NUSANTARANEWS.CO – Setelah hampir tiga tahun terkatung-katung akhirnya pemerintah Perancis dan Australia pada hari senin (11/2) menandatangani kontrak pembuatan 12 kapal selam Shortfin Barracuda Class senilai 50 miliar dolar Australia atau setara Rp 500 triliun dengan perusahaan Prancis, Naval Group. Kontrak ini sekaligus menandai kemitraan strategis jangka panjang untuk 50 tahun ke depan terkait “Program Kapal Selam Masa Depan” Australia.
Shortfin Barracuda Class Block 1A, dirancang khusus oleh DCNS untuk Royal Australian Navy (RAN) sebagai kapal selam dengan teknologi paling mutakhir di abad 21. Terutama dengan teknologi pump jet propulsion yang memungkinkan kapal selam dapat bergerak lebih tenang dibanding kapal selam dengan teknologi baling-baling yang sudah usang – sehingga memiliki keuntungan taktis dalam pertempuran. Demikian pula dengan teknologi sonar suite yang disediakan oleh Thales yang menjadi perangkat terbaik yang pernah ada untuk kapal selam sekelas Barracuda ini.
Boleh dikatakan Shortfin Barracuda Class adalah kapal selam yang luar biasa di kelasnya dengan teknologi yang dimilikinya. Kapal selam serang dengan panjang 97 meter ini mampu berada di laut selama tiga bulan, dan menyelam hingga kedalaman 300 meter. Adapun sistem tempur kapal selam akan dipasok oleh anak perusahaan Australia dari kelompok AS Lockheed-Martin seperti rudal balistik, torpedo, rudal anti-pesawat serta drone.

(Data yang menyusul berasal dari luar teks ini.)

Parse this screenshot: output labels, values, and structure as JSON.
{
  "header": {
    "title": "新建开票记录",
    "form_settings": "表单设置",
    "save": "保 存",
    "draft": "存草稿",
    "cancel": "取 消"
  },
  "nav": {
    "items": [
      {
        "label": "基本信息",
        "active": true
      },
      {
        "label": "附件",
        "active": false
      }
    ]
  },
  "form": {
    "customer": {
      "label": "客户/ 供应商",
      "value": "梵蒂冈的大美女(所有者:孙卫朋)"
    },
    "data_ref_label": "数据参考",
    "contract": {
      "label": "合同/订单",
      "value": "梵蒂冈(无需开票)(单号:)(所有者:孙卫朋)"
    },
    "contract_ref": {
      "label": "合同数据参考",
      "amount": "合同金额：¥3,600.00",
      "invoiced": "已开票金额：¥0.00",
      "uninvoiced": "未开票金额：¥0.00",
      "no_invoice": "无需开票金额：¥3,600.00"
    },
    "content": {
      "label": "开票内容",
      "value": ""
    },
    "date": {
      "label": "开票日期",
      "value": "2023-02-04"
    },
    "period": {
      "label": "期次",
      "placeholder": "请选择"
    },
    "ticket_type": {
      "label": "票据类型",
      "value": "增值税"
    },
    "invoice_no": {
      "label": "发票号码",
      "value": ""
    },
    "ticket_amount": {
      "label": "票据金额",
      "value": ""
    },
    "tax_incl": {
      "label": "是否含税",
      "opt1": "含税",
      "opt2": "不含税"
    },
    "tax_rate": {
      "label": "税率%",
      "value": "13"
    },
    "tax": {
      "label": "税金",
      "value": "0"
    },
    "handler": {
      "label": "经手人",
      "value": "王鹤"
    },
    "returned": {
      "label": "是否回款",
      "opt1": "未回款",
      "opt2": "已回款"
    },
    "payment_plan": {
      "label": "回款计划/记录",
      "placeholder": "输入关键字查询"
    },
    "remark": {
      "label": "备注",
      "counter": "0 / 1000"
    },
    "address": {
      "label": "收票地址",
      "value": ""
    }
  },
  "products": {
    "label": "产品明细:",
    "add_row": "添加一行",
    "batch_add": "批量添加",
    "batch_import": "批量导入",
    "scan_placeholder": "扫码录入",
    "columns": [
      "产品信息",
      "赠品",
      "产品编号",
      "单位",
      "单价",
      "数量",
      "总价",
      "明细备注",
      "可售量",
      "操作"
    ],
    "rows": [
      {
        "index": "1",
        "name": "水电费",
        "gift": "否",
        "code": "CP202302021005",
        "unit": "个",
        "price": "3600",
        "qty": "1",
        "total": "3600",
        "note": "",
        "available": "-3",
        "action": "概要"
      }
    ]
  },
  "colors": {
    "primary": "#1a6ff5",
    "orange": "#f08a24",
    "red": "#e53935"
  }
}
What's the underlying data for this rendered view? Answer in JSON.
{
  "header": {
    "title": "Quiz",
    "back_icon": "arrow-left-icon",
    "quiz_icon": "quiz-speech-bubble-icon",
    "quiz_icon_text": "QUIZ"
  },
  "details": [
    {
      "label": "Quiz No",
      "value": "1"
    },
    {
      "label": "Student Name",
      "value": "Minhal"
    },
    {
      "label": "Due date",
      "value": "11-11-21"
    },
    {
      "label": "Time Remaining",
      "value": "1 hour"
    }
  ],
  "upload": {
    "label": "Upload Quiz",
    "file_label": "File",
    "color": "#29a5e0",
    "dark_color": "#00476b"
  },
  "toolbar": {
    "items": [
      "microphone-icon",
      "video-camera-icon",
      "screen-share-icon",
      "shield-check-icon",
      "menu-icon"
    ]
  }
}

Program pengadaan kapal selam mutakhir tersebut memang merupakan bagian dari rencana Australia untuk terus meningkatkan kekuatannya di kawasan Asia-Pasifik, di mana kepentingan strategis Cina, AS, dan negara-negara lain bertabrakan.
Seperti diketahui, Naval Group memenangkan kontrak pada tahun 2016, mengalahkan proposal Mitsubishi dan Kawasaki Jepang, serta ThyssenKrupp Jerman – untuk membangun 12 kapal selam baru yang lebih modern guna menggantikan enam kapal selam kelas Collins yang sudah tua buatan Swedia yang mulai memasuki dinas aktif Angkatan Laut Australia antara tahun 1996 dan 2003.
Menurut rencana kloter pertama kapal selam tersebut dijadwalkan rampung pada awal tahun 2030, sementara sisanya sekitar medio 2050-an. Perjanjian kemitraan strategis jangka panjang ini juga telah menciptakan ribuan pekerjaan langsung dan tidak langsung, baik untuk konstruksi maupun pemeliharaan kapal.
Presiden Macron sendiri megatakan bahwa, “Prioritas kita bersama adalah membangun poros Indo-Pasifik yang kuat untuk menjamin kepentingan ekonomi dan keamanan kita, sekaligus menjadi kunci keseimbangan global, perdamaian dan stabilitas kawasan,” ujarnya ketika berkunjung ke Australia.
Selain kapal selam, Australia juga berencana untuk memodernisasi armada kapal perangnya dengan pengadaan fregat baru (program SEA 5000) untuk menggantikan kapal-kapal kelas Anzac dan tiga kapal perusak Hobart (program SEA 4000).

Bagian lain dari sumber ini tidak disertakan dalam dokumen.